Dumplings: Mix your flour, soda, and salt and pepper together.  Once the dry ingredients are mixed, cut the shortening in (I use a fork and just make it crumble nicely).  Add your milk and mix.  If you have time before you start your chicken, potatoes and such, go ahead and roll out your dough and slice it into dumpling strips.

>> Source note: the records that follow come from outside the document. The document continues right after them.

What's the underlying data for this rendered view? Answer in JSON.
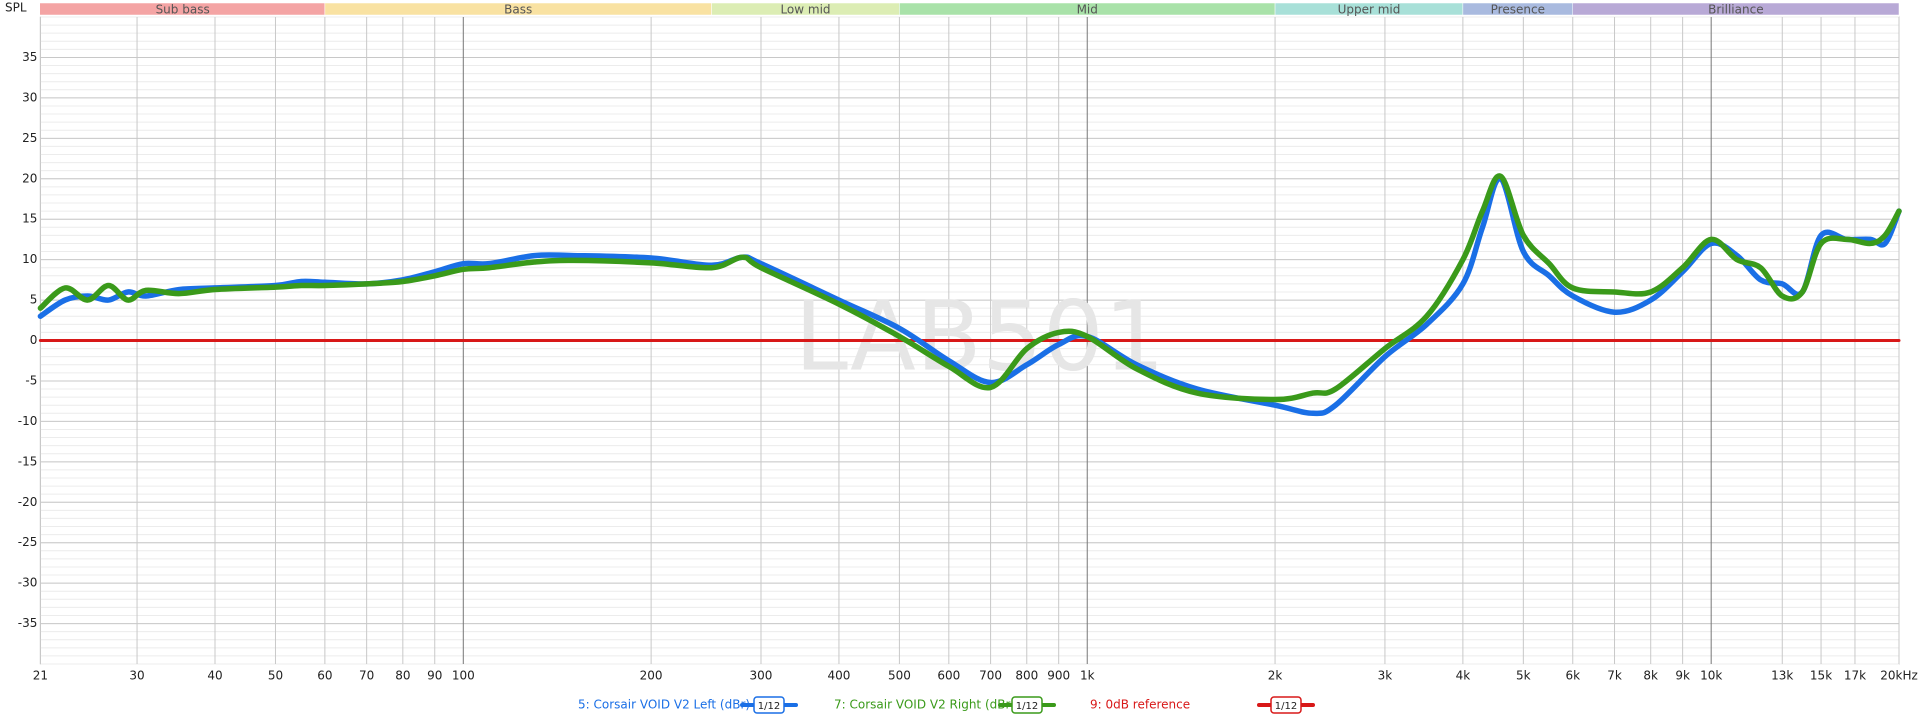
{
  "chart_data": {
    "type": "line",
    "y_axis_label": "SPL",
    "watermark": "LAB501",
    "xscale": "log",
    "xlim": [
      21,
      20000
    ],
    "ylim": [
      -40,
      40
    ],
    "grid": true,
    "xticks": [
      21,
      30,
      40,
      50,
      60,
      70,
      80,
      90,
      100,
      200,
      300,
      400,
      500,
      600,
      700,
      800,
      900,
      {
        "value": 1000,
        "label": "1k"
      },
      {
        "value": 2000,
        "label": "2k"
      },
      {
        "value": 3000,
        "label": "3k"
      },
      {
        "value": 4000,
        "label": "4k"
      },
      {
        "value": 5000,
        "label": "5k"
      },
      {
        "value": 6000,
        "label": "6k"
      },
      {
        "value": 7000,
        "label": "7k"
      },
      {
        "value": 8000,
        "label": "8k"
      },
      {
        "value": 9000,
        "label": "9k"
      },
      {
        "value": 10000,
        "label": "10k"
      },
      {
        "value": 13000,
        "label": "13k"
      },
      {
        "value": 15000,
        "label": "15k"
      },
      {
        "value": 17000,
        "label": "17k"
      },
      {
        "value": 20000,
        "label": "20kHz"
      }
    ],
    "yticks": [
      -35,
      -30,
      -25,
      -20,
      -15,
      -10,
      -5,
      0,
      5,
      10,
      15,
      20,
      25,
      30,
      35
    ],
    "bands": [
      {
        "name": "Sub bass",
        "start": 20,
        "end": 60,
        "color": "#f4a4a4"
      },
      {
        "name": "Bass",
        "start": 60,
        "end": 250,
        "color": "#f9e2a2"
      },
      {
        "name": "Low mid",
        "start": 250,
        "end": 500,
        "color": "#dcedb4"
      },
      {
        "name": "Mid",
        "start": 500,
        "end": 2000,
        "color": "#a9e2a9"
      },
      {
        "name": "Upper mid",
        "start": 2000,
        "end": 4000,
        "color": "#a8e0d8"
      },
      {
        "name": "Presence",
        "start": 4000,
        "end": 6000,
        "color": "#a9badf"
      },
      {
        "name": "Brilliance",
        "start": 6000,
        "end": 20000,
        "color": "#b8a9d6"
      }
    ],
    "x": [
      21,
      23,
      25,
      27,
      29,
      31,
      35,
      40,
      50,
      55,
      60,
      70,
      80,
      90,
      100,
      110,
      130,
      150,
      200,
      250,
      280,
      300,
      400,
      500,
      600,
      700,
      800,
      900,
      1000,
      1200,
      1500,
      2000,
      2300,
      2500,
      3000,
      3500,
      4000,
      4300,
      4600,
      5000,
      5500,
      6000,
      7000,
      8000,
      9000,
      10000,
      11000,
      12000,
      13000,
      14000,
      15000,
      16500,
      18000,
      19000,
      20000
    ],
    "series": [
      {
        "name": "5: Corsair VOID V2 Left (dBr)",
        "smoothing": "1/12",
        "color": "#1a6fe6",
        "values": [
          3,
          5,
          5.5,
          5,
          6,
          5.5,
          6.3,
          6.5,
          6.8,
          7.3,
          7.2,
          7,
          7.5,
          8.5,
          9.5,
          9.5,
          10.5,
          10.5,
          10.2,
          9.3,
          10.3,
          9.5,
          5,
          1.5,
          -2.5,
          -5.2,
          -3,
          -0.5,
          0.5,
          -3,
          -6,
          -8,
          -9,
          -8,
          -2,
          2,
          7,
          14,
          20,
          11,
          8,
          5.5,
          3.5,
          5,
          8.5,
          12,
          10.5,
          7.5,
          7,
          6,
          13,
          12.5,
          12.5,
          12,
          16
        ]
      },
      {
        "name": "7: Corsair VOID V2 Right (dBr)",
        "smoothing": "1/12",
        "color": "#3a9a1a",
        "values": [
          4,
          6.5,
          5,
          6.8,
          5,
          6.2,
          5.8,
          6.3,
          6.6,
          6.8,
          6.8,
          7,
          7.3,
          8,
          8.8,
          9,
          9.7,
          9.9,
          9.6,
          9,
          10.3,
          9,
          4.5,
          0.5,
          -3.2,
          -5.8,
          -1,
          1,
          0.5,
          -3.5,
          -6.5,
          -7.3,
          -6.5,
          -6,
          -1,
          3,
          10,
          16,
          20.3,
          13,
          9.5,
          6.5,
          6,
          6,
          9,
          12.5,
          10,
          9,
          5.5,
          6,
          12,
          12.5,
          12,
          13,
          16
        ]
      },
      {
        "name": "9: 0dB reference",
        "smoothing": "1/12",
        "color": "#d81818",
        "x": [
          21,
          20000
        ],
        "values": [
          0,
          0
        ]
      }
    ]
  }
}
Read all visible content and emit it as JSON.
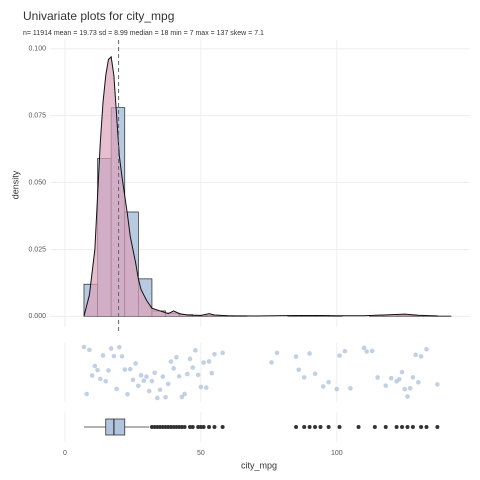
{
  "chart_data": [
    {
      "type": "histogram",
      "title": "Univariate plots for city_mpg",
      "subtitle": "n= 11914  mean = 19.73  sd = 8.99  median = 18  min = 7  max = 137  skew = 7.1",
      "ylabel": "density",
      "bins": [
        7,
        12,
        17,
        22,
        27,
        32,
        37,
        42,
        47,
        52,
        57,
        62,
        67,
        72,
        77,
        82,
        87,
        92,
        97,
        102,
        107,
        112,
        117,
        122,
        127,
        132,
        137,
        142
      ],
      "values": [
        0.012,
        0.059,
        0.078,
        0.039,
        0.014,
        0.002,
        0.0012,
        0.0006,
        0.0004,
        0.0003,
        0.0002,
        0.0001,
        0,
        0,
        0,
        0.0001,
        0.0002,
        0.0001,
        0.0001,
        0,
        0,
        0.0001,
        0.0001,
        0.0002,
        0.0002,
        0.0002,
        0.0001
      ],
      "color": "#b0c4de",
      "density": {
        "color": "#dba3b9",
        "x": [
          7,
          9,
          11,
          12,
          13,
          14,
          15,
          16,
          17,
          18,
          19,
          20,
          21,
          22,
          23,
          24,
          25,
          26,
          27,
          28,
          30,
          32,
          35,
          38,
          40,
          42,
          45,
          50,
          53,
          55,
          60,
          70,
          85,
          95,
          100,
          110,
          125,
          130,
          137
        ],
        "values": [
          0,
          0.008,
          0.025,
          0.045,
          0.065,
          0.08,
          0.09,
          0.096,
          0.097,
          0.09,
          0.075,
          0.06,
          0.052,
          0.045,
          0.038,
          0.03,
          0.025,
          0.02,
          0.014,
          0.01,
          0.006,
          0.003,
          0.002,
          0.001,
          0.002,
          0.001,
          0.0005,
          0.0003,
          0.001,
          0.0005,
          0.0002,
          0.0001,
          0.0003,
          0.0003,
          0.0002,
          0.0002,
          0.0008,
          0.0004,
          0.0001
        ]
      },
      "mean_line": 19.73,
      "xlim": [
        -5.5,
        149
      ],
      "xticks": [
        0,
        50,
        100
      ],
      "ylim": [
        -0.004,
        0.1033
      ],
      "yticks": [
        {
          "value": 0,
          "label": "0.000"
        },
        {
          "value": 0.025,
          "label": "0.025"
        },
        {
          "value": 0.05,
          "label": "0.050"
        },
        {
          "value": 0.075,
          "label": "0.075"
        },
        {
          "value": 0.1,
          "label": "0.100"
        }
      ],
      "grid": true
    },
    {
      "type": "strip",
      "color": "#b0c4de",
      "values": [
        7,
        8,
        9,
        10,
        11,
        12,
        13,
        14,
        15,
        16,
        17,
        18,
        19,
        20,
        21,
        22,
        23,
        24,
        25,
        26,
        27,
        28,
        29,
        30,
        31,
        32,
        33,
        34,
        35,
        36,
        37,
        38,
        39,
        40,
        41,
        42,
        43,
        44,
        45,
        46,
        47,
        48,
        49,
        50,
        51,
        52,
        53,
        54,
        55,
        58,
        76,
        78,
        85,
        86,
        88,
        90,
        92,
        95,
        97,
        100,
        101,
        103,
        105,
        110,
        111,
        113,
        115,
        118,
        120,
        122,
        123,
        124,
        125,
        126,
        127,
        128,
        129,
        130,
        131,
        133,
        137
      ],
      "xlim": [
        -5.5,
        149
      ],
      "xticks": [
        0,
        50,
        100
      ],
      "grid": true
    },
    {
      "type": "box",
      "color": "#b0c4de",
      "whisker_low": 7,
      "q1": 15,
      "median": 18,
      "q3": 22,
      "whisker_high": 31,
      "outliers": [
        32,
        33,
        34,
        35,
        36,
        37,
        38,
        39,
        40,
        41,
        42,
        43,
        44,
        46,
        47,
        49,
        50,
        51,
        53,
        55,
        58,
        85,
        88,
        90,
        92,
        94,
        97,
        101,
        108,
        114,
        118,
        122,
        124,
        126,
        128,
        131,
        133,
        137
      ],
      "xlabel": "city_mpg",
      "xlim": [
        -5.5,
        149
      ],
      "xticks": [
        0,
        50,
        100
      ],
      "grid": true
    }
  ]
}
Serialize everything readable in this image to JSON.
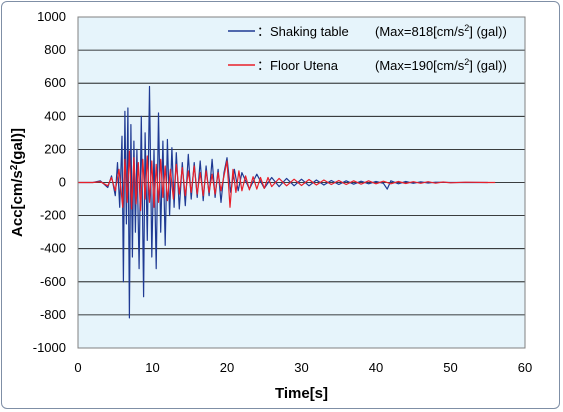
{
  "chart_data": {
    "type": "line",
    "title": "",
    "xlabel": "Time[s]",
    "ylabel_parts": {
      "prefix": "Acc[cm/s",
      "sup": "2",
      "suffix": "(gal)]"
    },
    "xlim": [
      0,
      60
    ],
    "ylim": [
      -1000,
      1000
    ],
    "x_ticks": [
      0,
      10,
      20,
      30,
      40,
      50,
      60
    ],
    "y_ticks": [
      1000,
      800,
      600,
      400,
      200,
      0,
      -200,
      -400,
      -600,
      -800,
      -1000
    ],
    "grid": "horizontal",
    "plot_background": "#e6f4fb",
    "legend_position": "top-right",
    "series": [
      {
        "name": "：Shaking table",
        "max_text": {
          "prefix": "(Max=818[cm/s",
          "sup": "2",
          "suffix": "] (gal))"
        },
        "color": "#1f3a93",
        "x": [
          0,
          2,
          3,
          4,
          4.5,
          5,
          5.3,
          5.6,
          5.9,
          6.1,
          6.3,
          6.5,
          6.7,
          6.9,
          7.1,
          7.3,
          7.5,
          7.7,
          7.9,
          8.2,
          8.5,
          8.8,
          9.0,
          9.3,
          9.6,
          9.9,
          10.2,
          10.5,
          10.8,
          11.1,
          11.4,
          11.7,
          12.0,
          12.3,
          12.6,
          12.9,
          13.2,
          13.6,
          14.0,
          14.4,
          14.8,
          15.2,
          15.6,
          16.0,
          16.4,
          16.8,
          17.2,
          17.6,
          18.0,
          18.4,
          18.8,
          19.2,
          19.6,
          20.0,
          20.5,
          21.0,
          21.5,
          22,
          23,
          24,
          25,
          26,
          27,
          28,
          29,
          30,
          31,
          32,
          33,
          34,
          35,
          36,
          37,
          38,
          39,
          40,
          41,
          41.5,
          42,
          43,
          44,
          45,
          46,
          47,
          48,
          50,
          55
        ],
        "y": [
          0,
          0,
          10,
          -30,
          40,
          -80,
          120,
          -150,
          280,
          -600,
          430,
          -250,
          450,
          -818,
          350,
          -450,
          250,
          -300,
          200,
          -520,
          400,
          -690,
          300,
          -350,
          580,
          -450,
          200,
          -520,
          420,
          -300,
          250,
          -380,
          260,
          -200,
          210,
          -150,
          180,
          -160,
          120,
          -140,
          170,
          -100,
          120,
          -90,
          130,
          -110,
          100,
          -80,
          140,
          -90,
          80,
          -120,
          60,
          150,
          -60,
          80,
          -50,
          60,
          -40,
          50,
          -35,
          30,
          -25,
          25,
          -20,
          20,
          -20,
          15,
          -15,
          12,
          -12,
          10,
          -10,
          8,
          -8,
          6,
          -5,
          -40,
          10,
          -8,
          6,
          -5,
          4,
          -3,
          2,
          0,
          0
        ]
      },
      {
        "name": "：Floor Utena",
        "max_text": {
          "prefix": "(Max=190[cm/s",
          "sup": "2",
          "suffix": "] (gal))"
        },
        "color": "#e8202a",
        "x": [
          0,
          2,
          3,
          4,
          4.5,
          5,
          5.5,
          6.0,
          6.3,
          6.6,
          6.9,
          7.2,
          7.5,
          7.8,
          8.1,
          8.4,
          8.7,
          9.0,
          9.3,
          9.6,
          9.9,
          10.2,
          10.5,
          10.8,
          11.1,
          11.4,
          11.7,
          12.0,
          12.4,
          12.8,
          13.2,
          13.6,
          14.0,
          14.4,
          14.8,
          15.2,
          15.6,
          16.0,
          16.4,
          16.8,
          17.2,
          17.6,
          18.0,
          18.4,
          18.8,
          19.2,
          19.6,
          20.0,
          20.4,
          20.8,
          21.2,
          21.6,
          22,
          22.5,
          23,
          23.5,
          24,
          24.5,
          25,
          25.5,
          26,
          27,
          28,
          29,
          30,
          31,
          32,
          33,
          34,
          35,
          36,
          37,
          38,
          39,
          40,
          41,
          42,
          43,
          44,
          45,
          46,
          47,
          48,
          49,
          50,
          52,
          55,
          56
        ],
        "y": [
          0,
          0,
          5,
          -20,
          30,
          -50,
          80,
          -150,
          140,
          -120,
          190,
          -160,
          150,
          -130,
          120,
          -170,
          140,
          -100,
          160,
          -120,
          130,
          -150,
          110,
          -120,
          140,
          -90,
          100,
          -110,
          80,
          -100,
          110,
          -70,
          90,
          -80,
          70,
          -60,
          100,
          -70,
          60,
          -80,
          70,
          -60,
          50,
          -70,
          60,
          -50,
          40,
          130,
          -150,
          80,
          -60,
          70,
          -50,
          40,
          -45,
          35,
          -40,
          30,
          -35,
          30,
          -25,
          25,
          -20,
          20,
          -18,
          18,
          -15,
          15,
          -12,
          12,
          -12,
          10,
          -10,
          10,
          -8,
          8,
          -8,
          6,
          -6,
          5,
          -5,
          5,
          -4,
          3,
          -2,
          2,
          0,
          0
        ]
      }
    ]
  }
}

If you don't have time, you can do it after you add the bacon and cream while your dinner simmers.

Note on the dumplings:  I had to use my hands to finish mixing the dough, and it was a little stickier than my other dumplings, mostly because for my other kind of chicken and dumplings I use a triple batch of dough, and I had to change the mixture since the additional bacon changed how it all went together.  It still worked just fine, and was plenty tasty enough. 

Cook the diced chicken in the bacon drippings and the teensy bit of grease that was left in the pan (hopefully less than a tsp worth of the grease after you drain).  Add the onion powder and about 1 1/2 tsp of the poultry seasoning to the chicken as it cooks.  Once the chicken is mostly cooked through, dump everything from the pan into your large silver stock pot.  Immediately put the potatoes in the already hot frying pan.  When they are lightly browned, added them to the stock pot as well.

Crumbled the bacon and add it to the pot.  Add the half and half.  Bring it back up to boil if the half and half cools the contents too much, then turn it back down, since it should be simmering at about medium low for as much of the process as possible (everything except your initial boil if you can manage it).  Make sure you are happy with the seasoning, and add whatever salt, pepper, garlic, etc. that you need if you aren't.  I used a couple of splashes of lemon juice after I tasted mine at this point in the cooking, just to take a little of the edge off.  I usually use more with my other recipe, but the bacon adds so much to the flavor of this, I didn't want to use too much.  You can even do without if you prefer.  Once you have your seasonings just right, start adding your dumplings. 

If you need to roll out your dumplings and slice them into strips, now is the time.  Once they are ready, feed them into the simmering pot, stirring occasionally so they don't stick together. 

Simmer for 10 minutes, uncovered, and make sure to stir frequently so it does not burn to the bottom of your pot.  Serve a yummy dinner!  If you have any questions, let me know. I'll be happy to answer any that you have.